ISL Trunking?

Chris Wilson

unread,

Mar 11, 2014, 9:21:54 PM3/11/14

to esos-...@googlegroups.com

Hello,

Getting more comfortable with the OS as I go - I'm loving it! One quick question - can we set up ISL Trunking on multiple ports?

Thanks in advance.

Martino Io

unread,

Mar 12, 2014, 6:21:35 AM3/12/14

to esos-...@googlegroups.com

Hi Chris,

what is the correlation of ISL Trunks to ESOS?

Normally you would use ISLs between switches (Inter-Switch-Link) and if you would like to "aggregate" bandwidth from multiple target FC ports (on storage), you would simply use multipath on the Initiator side (as long as all the ports are zoned correctly).

Or maybe I'm just missing something...

Marcin

--
You received this message because you are subscribed to the Google Groups "esos-users" group.
To unsubscribe from this group and stop receiving emails from it, send an email to esos-users+...@googlegroups.com.
For more options, visit https://groups.google.com/d/optout.

Chris Wilson

unread,

Mar 12, 2014, 9:57:44 AM3/12/14

to esos-...@googlegroups.com

I'll have to research further - It's probably me missing something.

Thanks though. :)

Martino Io

unread,

Mar 15, 2014, 11:31:21 PM3/15/14

to esos-...@googlegroups.com

Ok so maybe a little FC class would help here

FC is a complex protocol and it's way of operating is quite different from Ethernet networks, as most people approaching FC for the first time tend to see it in a similar way because it's used to interconnect different devices and similarly to Ethernet it's made up by switches with ports and cables or fibers :)

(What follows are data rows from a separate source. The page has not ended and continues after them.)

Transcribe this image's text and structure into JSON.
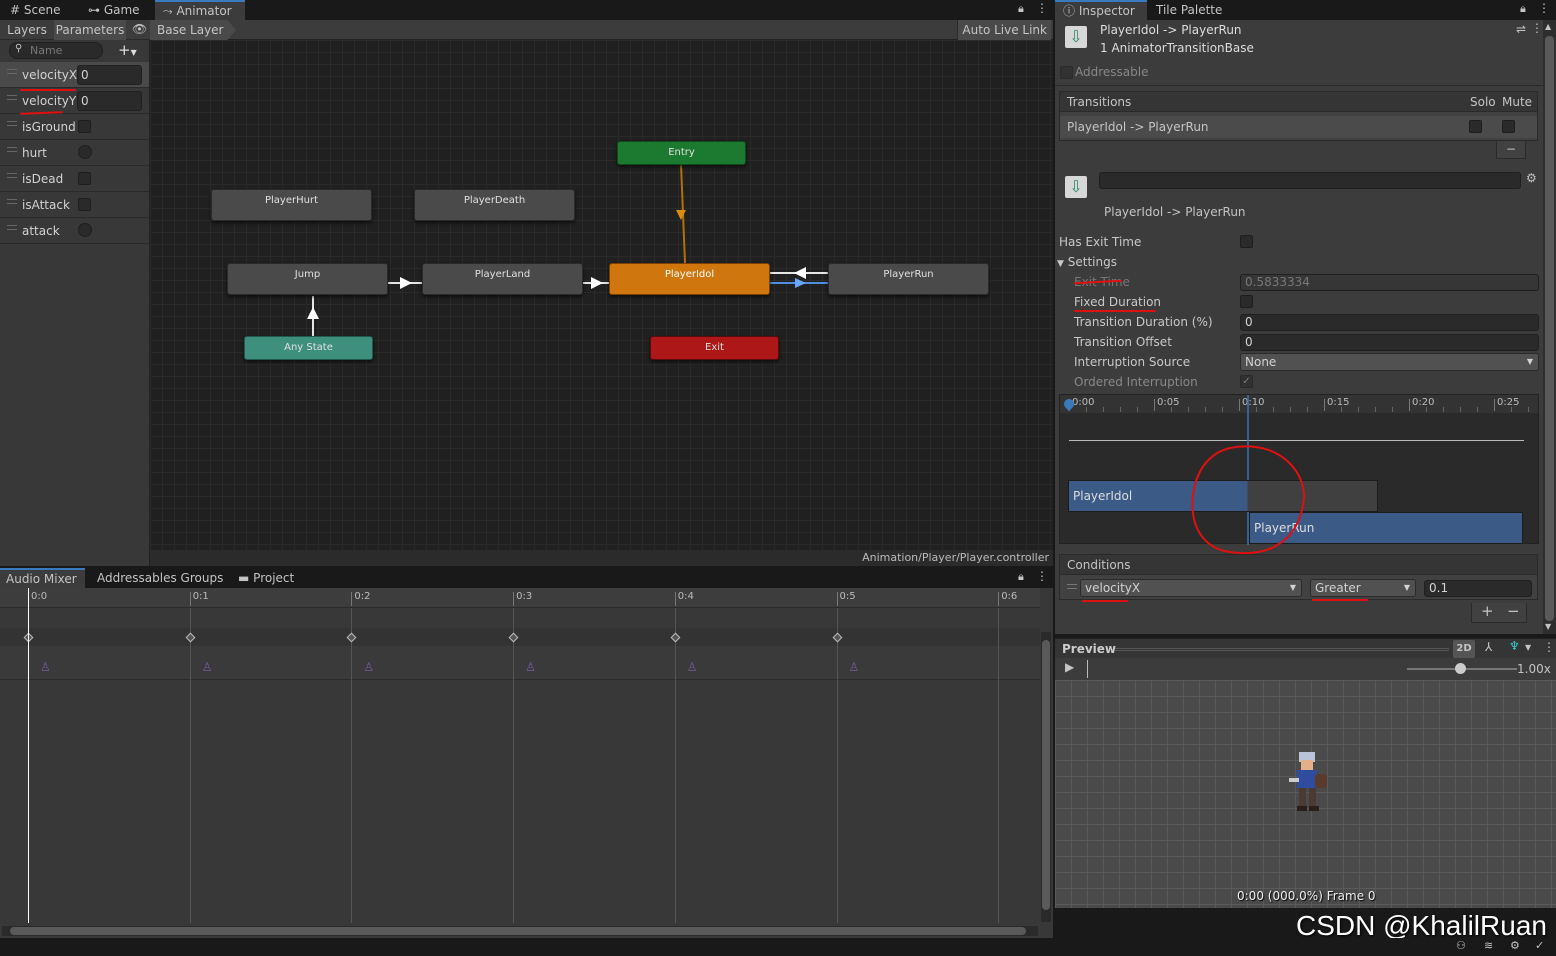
{
  "top_tabs": {
    "scene": "Scene",
    "game": "Game",
    "animator": "Animator"
  },
  "animator": {
    "subtabs": {
      "layers": "Layers",
      "parameters": "Parameters"
    },
    "search_placeholder": "Name",
    "breadcrumb": "Base Layer",
    "auto_live_link": "Auto Live Link",
    "footer_path": "Animation/Player/Player.controller",
    "parameters": [
      {
        "name": "velocityX",
        "type": "float",
        "value": "0"
      },
      {
        "name": "velocityY",
        "type": "float",
        "value": "0"
      },
      {
        "name": "isGround",
        "type": "bool",
        "value": ""
      },
      {
        "name": "hurt",
        "type": "trigger",
        "value": ""
      },
      {
        "name": "isDead",
        "type": "bool",
        "value": ""
      },
      {
        "name": "isAttack",
        "type": "bool",
        "value": ""
      },
      {
        "name": "attack",
        "type": "trigger",
        "value": ""
      }
    ],
    "states": {
      "entry": "Entry",
      "player_hurt": "PlayerHurt",
      "player_death": "PlayerDeath",
      "jump": "Jump",
      "player_land": "PlayerLand",
      "player_idol": "PlayerIdol",
      "player_run": "PlayerRun",
      "any_state": "Any State",
      "exit": "Exit"
    }
  },
  "bottom_tabs": {
    "audio_mixer": "Audio Mixer",
    "addressables": "Addressables Groups",
    "project": "Project"
  },
  "timeline": {
    "ticks": [
      "0:0",
      "0:1",
      "0:2",
      "0:3",
      "0:4",
      "0:5",
      "0:6"
    ]
  },
  "inspector": {
    "tabs": {
      "inspector": "Inspector",
      "tile_palette": "Tile Palette"
    },
    "title": "PlayerIdol -> PlayerRun",
    "subtitle": "1 AnimatorTransitionBase",
    "addressable": "Addressable",
    "transitions_header": "Transitions",
    "solo": "Solo",
    "mute": "Mute",
    "transition_item": "PlayerIdol -> PlayerRun",
    "transition_name": "PlayerIdol -> PlayerRun",
    "has_exit_time": "Has Exit Time",
    "settings": "Settings",
    "exit_time_label": "Exit Time",
    "exit_time_value": "0.5833334",
    "fixed_duration": "Fixed Duration",
    "transition_duration_label": "Transition Duration (%)",
    "transition_duration_value": "0",
    "transition_offset_label": "Transition Offset",
    "transition_offset_value": "0",
    "interruption_source_label": "Interruption Source",
    "interruption_source_value": "None",
    "ordered_interruption": "Ordered Interruption",
    "timeline_ticks": [
      "0:00",
      "0:05",
      "0:10",
      "0:15",
      "0:20",
      "0:25"
    ],
    "bar_from": "PlayerIdol",
    "bar_to": "PlayerRun",
    "conditions_header": "Conditions",
    "condition_param": "velocityX",
    "condition_op": "Greater",
    "condition_value": "0.1"
  },
  "preview": {
    "label": "Preview",
    "mode_2d": "2D",
    "speed": "1.00x",
    "status": "0:00 (000.0%) Frame 0",
    "watermark": "CSDN @KhalilRuan"
  },
  "colors": {
    "accent": "#3a79bb",
    "entry": "#1b7a2f",
    "selected": "#d0760e",
    "any_state": "#3e8f7e",
    "exit": "#ad1717",
    "annotation": "#e01010"
  }
}
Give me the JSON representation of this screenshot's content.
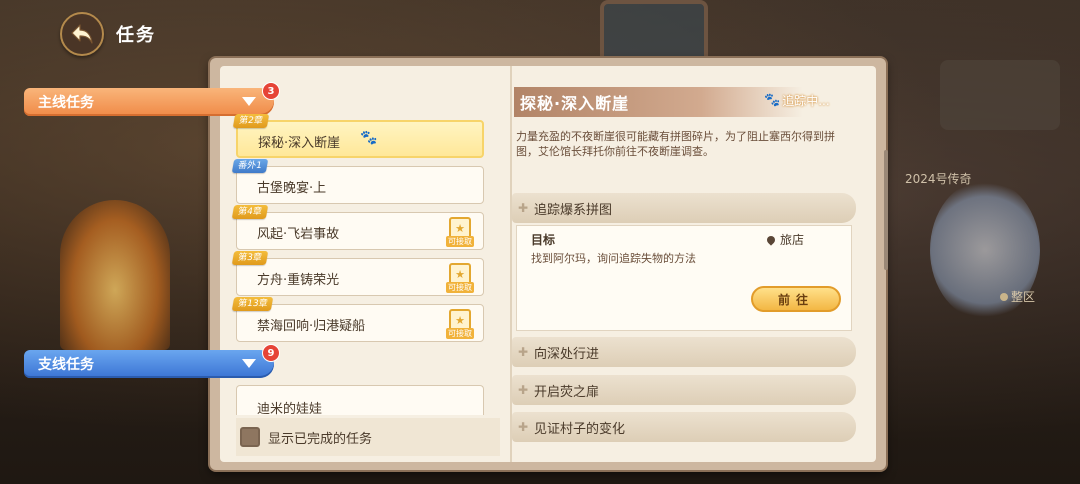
{
  "header": {
    "title": "任务"
  },
  "background": {
    "sign_year": "2024号传奇",
    "sign_area": "整区"
  },
  "main_category": {
    "label": "主线任务",
    "count": "3"
  },
  "main_quests": [
    {
      "chapter": "第2章",
      "title": "探秘·深入断崖"
    },
    {
      "chapter": "番外1",
      "title": "古堡晚宴·上"
    },
    {
      "chapter": "第4章",
      "title": "风起·飞岩事故",
      "badge": "可接取"
    },
    {
      "chapter": "第3章",
      "title": "方舟·重铸荣光",
      "badge": "可接取"
    },
    {
      "chapter": "第13章",
      "title": "禁海回响·归港疑船",
      "badge": "可接取"
    }
  ],
  "side_category": {
    "label": "支线任务",
    "count": "9"
  },
  "side_quests": [
    {
      "title": "迪米的娃娃"
    }
  ],
  "show_completed": {
    "label": "显示已完成的任务"
  },
  "detail": {
    "title": "探秘·深入断崖",
    "tracking": "追踪中...",
    "description": "力量充盈的不夜断崖很可能藏有拼图碎片，为了阻止塞西尔得到拼图，艾伦馆长拜托你前往不夜断崖调查。",
    "tasks": [
      "追踪爆系拼图",
      "向深处行进",
      "开启荧之扉",
      "见证村子的变化"
    ],
    "goal_label": "目标",
    "goal_location": "旅店",
    "goal_desc": "找到阿尔玛，询问追踪失物的方法",
    "goto_label": "前往"
  }
}
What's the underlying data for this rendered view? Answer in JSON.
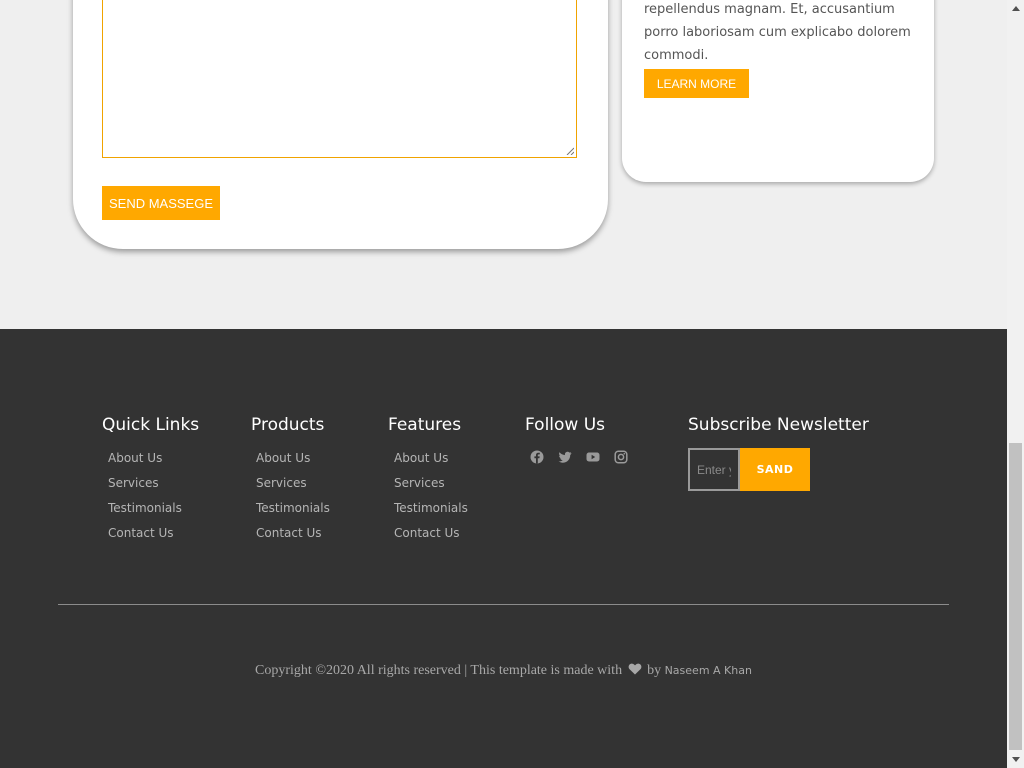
{
  "contact": {
    "send_label": "SEND MASSEGE"
  },
  "info": {
    "text": "repellendus magnam. Et, accusantium porro laboriosam cum explicabo dolorem commodi.",
    "learn_more_label": "LEARN MORE"
  },
  "footer": {
    "columns": [
      {
        "title": "Quick Links",
        "links": [
          "About Us",
          "Services",
          "Testimonials",
          "Contact Us"
        ]
      },
      {
        "title": "Products",
        "links": [
          "About Us",
          "Services",
          "Testimonials",
          "Contact Us"
        ]
      },
      {
        "title": "Features",
        "links": [
          "About Us",
          "Services",
          "Testimonials",
          "Contact Us"
        ]
      }
    ],
    "follow": {
      "title": "Follow Us",
      "icons": [
        "facebook-icon",
        "twitter-icon",
        "youtube-icon",
        "instagram-icon"
      ]
    },
    "newsletter": {
      "title": "Subscribe Newsletter",
      "placeholder": "Enter your email",
      "button_label": "SAND"
    },
    "copyright": {
      "prefix": "Copyright ©2020 All rights reserved | This template is made with",
      "by": "by",
      "author": "Naseem A Khan"
    }
  },
  "colors": {
    "accent": "#ffa800",
    "footer_bg": "#333333",
    "page_bg": "#efefef"
  }
}
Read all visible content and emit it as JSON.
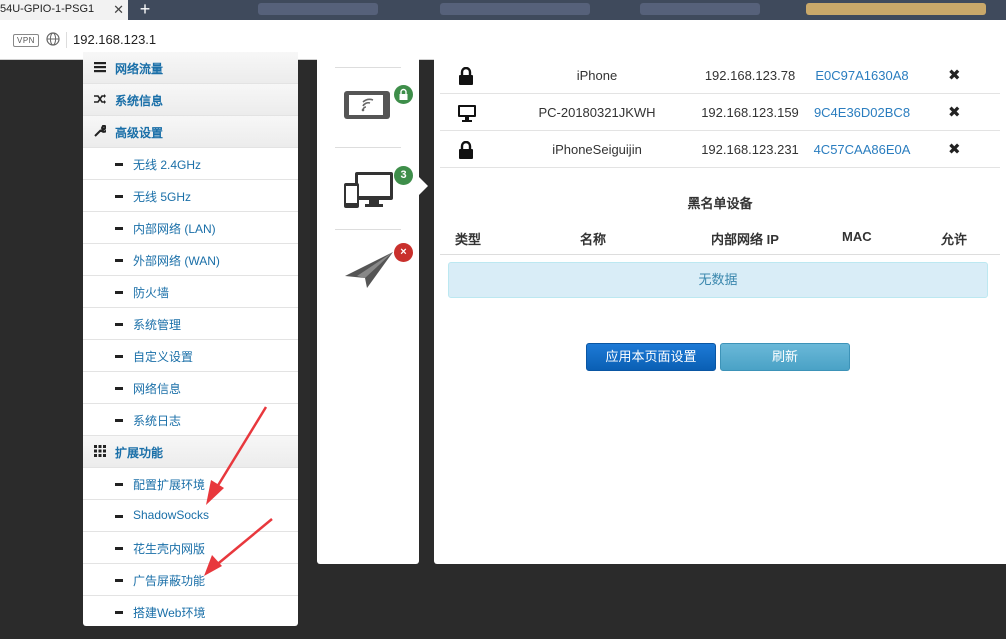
{
  "browser": {
    "tab_title": "54U-GPIO-1-PSG1",
    "vpn_label": "VPN",
    "url": "192.168.123.1"
  },
  "sidebar": {
    "items": [
      {
        "label": "网络流量",
        "type": "category",
        "icon": "list-icon"
      },
      {
        "label": "系统信息",
        "type": "category",
        "icon": "shuffle-icon"
      },
      {
        "label": "高级设置",
        "type": "category",
        "icon": "wrench-icon"
      },
      {
        "label": "无线 2.4GHz",
        "type": "sub"
      },
      {
        "label": "无线 5GHz",
        "type": "sub"
      },
      {
        "label": "内部网络 (LAN)",
        "type": "sub"
      },
      {
        "label": "外部网络 (WAN)",
        "type": "sub"
      },
      {
        "label": "防火墙",
        "type": "sub"
      },
      {
        "label": "系统管理",
        "type": "sub"
      },
      {
        "label": "自定义设置",
        "type": "sub"
      },
      {
        "label": "网络信息",
        "type": "sub"
      },
      {
        "label": "系统日志",
        "type": "sub"
      },
      {
        "label": "扩展功能",
        "type": "category",
        "icon": "grid-icon"
      },
      {
        "label": "配置扩展环境",
        "type": "sub"
      },
      {
        "label": "ShadowSocks",
        "type": "sub"
      },
      {
        "label": "花生壳内网版",
        "type": "sub"
      },
      {
        "label": "广告屏蔽功能",
        "type": "sub"
      },
      {
        "label": "搭建Web环境",
        "type": "sub"
      }
    ]
  },
  "device_panel": {
    "wireless_badge": "lock",
    "wired_count": "3",
    "blocked_badge": "×"
  },
  "clients": [
    {
      "icon": "lock-icon",
      "name": "iPhone",
      "ip": "192.168.123.78",
      "mac": "E0C97A1630A8"
    },
    {
      "icon": "monitor-icon",
      "name": "PC-20180321JKWH",
      "ip": "192.168.123.159",
      "mac": "9C4E36D02BC8"
    },
    {
      "icon": "lock-icon",
      "name": "iPhoneSeiguijin",
      "ip": "192.168.123.231",
      "mac": "4C57CAA86E0A"
    }
  ],
  "blacklist": {
    "title": "黑名单设备",
    "headers": [
      "类型",
      "名称",
      "内部网络 IP",
      "MAC",
      "允许"
    ],
    "empty_text": "无数据"
  },
  "buttons": {
    "apply": "应用本页面设置",
    "refresh": "刷新"
  },
  "colors": {
    "link": "#1a6fa8",
    "mac": "#2a7dbf",
    "apply_button": "#0a5fb4",
    "refresh_button": "#4aa2c6",
    "badge_green": "#3e8e4a",
    "badge_red": "#c9302c",
    "annotation_arrow": "#e8383d"
  }
}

However on the bottom lies a totally different signaling,framing,logic and subset of other protocols (for the adventurous check T11 document T11/13-113v1), which tends to confuse most Network admins, so let's have a look at some simple examples and how they can be described technically.

SAN ( Storage Area Network ) were born around the mid 90' as during the 80' the storage boxes were normally attached locally via dedicated bus (SCSI) to the server/mainframe which was accessing the data, over the years with creation of more complex and capable storage solutions a single server/mainframe was under utilizing these resources, so the SCSI committee decided to develop a switched network protocol which would be SCSI capable and enclose the benefits of dedicated channels (superior to a shared SCSI BUS) and some of the goodies of a network (not considered to be reliable enough at that time). While FC was around before being standardized (1988) it got ratified as an ANSI and ISO/IEC Standard in 1994 thus becoming the standard protocol employed in SAN networks. As a layered protocol FC was able to transport most of existing upper protocols (SCSI, ATM, FICONN, IP to mention a few) without problems, but it lost it's battle as a generic Networking protocol due to the cheaper Ethernet, so today it's employed in the storage business mainly (apart from FICON in mainframes).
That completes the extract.